A post hoc analysis presented at CCR West found sarilumab outperformed adalimumab and placebo in HbA1c improvement in rheumatoid arthritis patients with diabetes.

A new study into the effects of sarilumab on HbA1c and fasting glucose is offering clinicians additional insight on the treatment of patients rheumatoid arthritis and diabetes.

Results of the study, which compared treatment of patients with rheumatoid arthritis and diabetes with sarilumab, adalimumab, and placebo therapies, were presented at the Clinical Congress of Rheumatology (CCR) West 2019 annual meeting in San Diego, CA.

In an effort to assess the effects of sarilumab on HbA1c, investigators conducted a post hoc analysis of 2, 24-week trials. The 2 trials included in the analysis were the TARGET (NCT01709578) trial and the MONARCH (NCT02332590) trial.

The TARGET trial was a study examining sarilumab—in 150/200 mg doses every two weeks— against placebo in patients who were intolerant or had an indequate response to anti-TNF treatment. Monarch was a monotherapy trial examining sarilumab 200 mg every 2 weeks compared with adalimumab 40 mg every 2 weeks in patients who were intolerant or had an inadequate response to methotrexate and were biologic disease-modifying antirheumatic drug naive.

TARGET involved 546 patients, of which 67 (12.3%) had diabetes. MONARCH included 369 patients, of which 26 (7%) had diabetes. Investigators noted diabetes was defined as a medical history of diabetes or concomitant use of antidiabetic treatment.

At 24 weeks, investigators noted differences in least-squares mean change from baseline in HbA1c between the three groups. Mean change from was with sarilumab 150/200 mg was -0.24%/-0.44% compared to +0.23% with placebo in TARGET. In MONARCH, investigators noted mean least-squares change of -0.28% with sarilumab compared to +0.15% with adalimumab monotherapies.

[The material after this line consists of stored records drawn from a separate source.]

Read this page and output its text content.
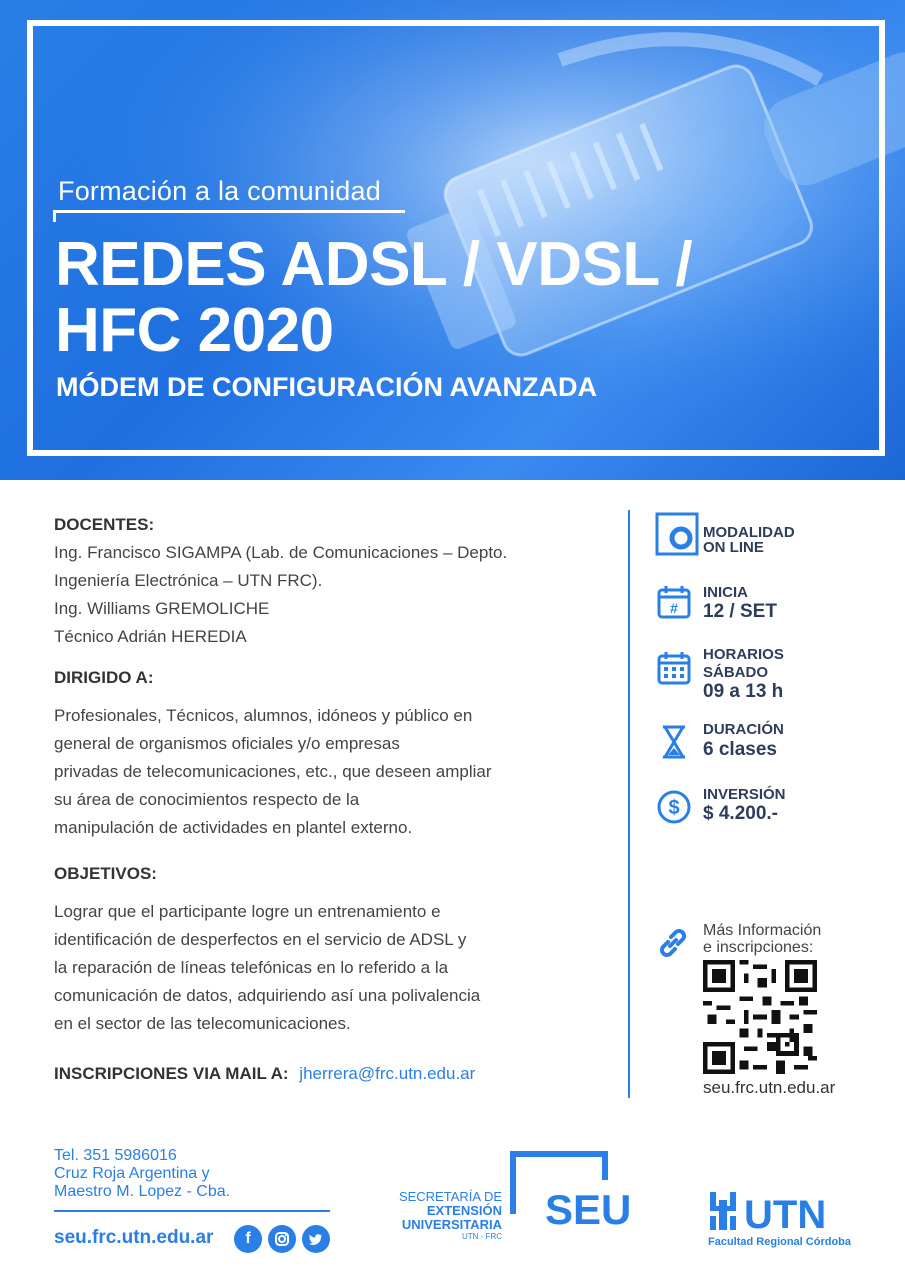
Formación a la comunidad
REDES ADSL / VDSL / HFC 2020
MÓDEM DE CONFIGURACIÓN AVANZADA
DOCENTES:
Ing. Francisco SIGAMPA (Lab. de Comunicaciones – Depto.
Ingeniería Electrónica – UTN FRC).
Ing. Williams GREMOLICHE
Técnico Adrián HEREDIA
DIRIGIDO A:
Profesionales, Técnicos, alumnos, idóneos y público en
general de organismos oficiales y/o empresas
privadas de telecomunicaciones, etc., que deseen ampliar
su área de conocimientos respecto de la
manipulación de actividades en plantel externo.
OBJETIVOS:
Lograr que el participante logre un entrenamiento e
identificación de desperfectos en el servicio de ADSL y
la reparación de líneas telefónicas en lo referido a la
comunicación de datos, adquiriendo así una polivalencia
en el sector de las telecomunicaciones.
INSCRIPCIONES VIA MAIL A: jherrera@frc.utn.edu.ar
MODALIDAD
ON LINE
#
INICIA
12 / SET
HORARIOS
SÁBADO
09 a 13 h
DURACIÓN
6 clases
$
INVERSIÓN
$ 4.200.-
Más Información
e inscripciones:
seu.frc.utn.edu.ar
Tel. 351 5986016
Cruz Roja Argentina y
Maestro M. Lopez - Cba.
seu.frc.utn.edu.ar	f
SECRETARÍA DE
EXTENSIÓN
UNIVERSITARIA
UTN - FRC
SEU	UTN
Facultad Regional Córdoba
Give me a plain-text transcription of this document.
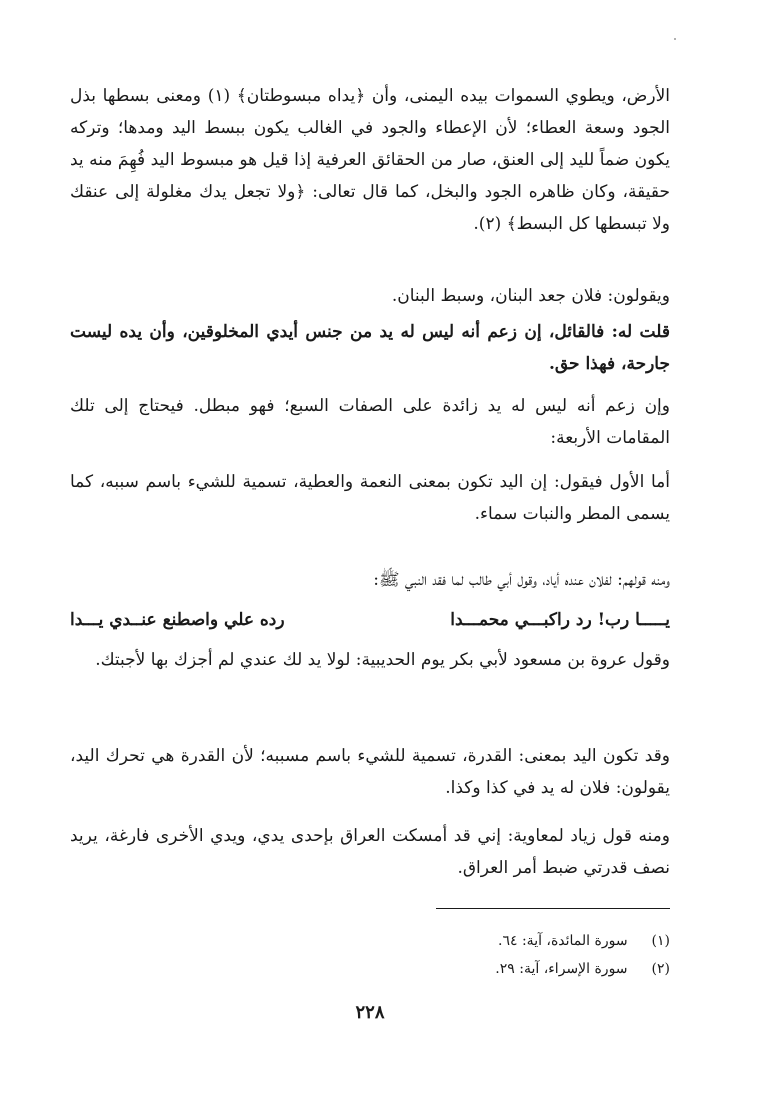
الأرض، ويطوي السموات بيده اليمنى، وأن ﴿يداه مبسوطتان﴾ (١) ومعنى بسطها بذل الجود وسعة العطاء؛ لأن الإعطاء والجود في الغالب يكون ببسط اليد ومدها؛ وتركه يكون ضماً لليد إلى العنق، صار من الحقائق العرفية إذا قيل هو مبسوط اليد فُهِمَ منه يد حقيقة، وكان ظاهره الجود والبخل، كما قال تعالى: ﴿ولا تجعل يدك مغلولة إلى عنقك ولا تبسطها كل البسط﴾ (٢).

ويقولون: فلان جعد البنان، وسبط البنان.

قلت له: فالقائل، إن زعم أنه ليس له يد من جنس أيدي المخلوقين، وأن يده ليست جارحة، فهذا حق.

وإن زعم أنه ليس له يد زائدة على الصفات السبع؛ فهو مبطل. فيحتاج إلى تلك المقامات الأربعة:

أما الأول فيقول: إن اليد تكون بمعنى النعمة والعطية، تسمية للشيء باسم سببه، كما يسمى المطر والنبات سماء.

ومنه قولهم: لفلان عنده أياد، وقول أبي طالب لما فقد النبي ﷺ:

يـــــا رب! رد راكبـــي محمـــدا
رده علي واصطنع عنــدي يـــدا

وقول عروة بن مسعود لأبي بكر يوم الحديبية: لولا يد لك عندي لم أجزك بها لأجبتك.

وقد تكون اليد بمعنى: القدرة، تسمية للشيء باسم مسببه؛ لأن القدرة هي تحرك اليد، يقولون: فلان له يد في كذا وكذا.

ومنه قول زياد لمعاوية: إني قد أمسكت العراق بإحدى يدي، ويدي الأخرى فارغة، يريد نصف قدرتي ضبط أمر العراق.

(١) سورة المائدة، آية: ٦٤.

(٢) سورة الإسراء، آية: ٢٩.

٢٢٨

Patients with baseline IL-6 greater than 37.5 pg/mL treated with sarilumab had greater reductions in HbA1c then those with baseline IL-6 equal to or less than 37.5 pg/mL (least-squares mean change -0.27 versus -0.13).

Investigators pointed out there was no observed interaction between HbA1c and baseline glucocorticoid use. Additionally, changes in HbA1c did not correlated with changes in C-reactive protein, Disease Activity Score 28-joint count C-reactive protein, or hemoglobin.

Investigators suggested results of the study had multiple clinical implications. Those implications included patients with rheumatoid arthritis and diabetes saw greater improvement in HbA1c with sarilumab than with adalimumab or placebo and changes in HbA1c were not impacted by baseline glucocorticoid use.

“Patients with RA and diabetes treated with sarilumab had greater improvements in HbA1c than with adalimumab or placebo,” investigators wrote. “With monotherapy, differences between sarilumab and adalimumab were more pronounced among patients with higher baseline IL-6 level.”

This study, “Effect of Sarilumab on Glycosylated Hemoglobin in Patients with Rheumatoid Arthritis and Diabetes,” was presented at CCR West.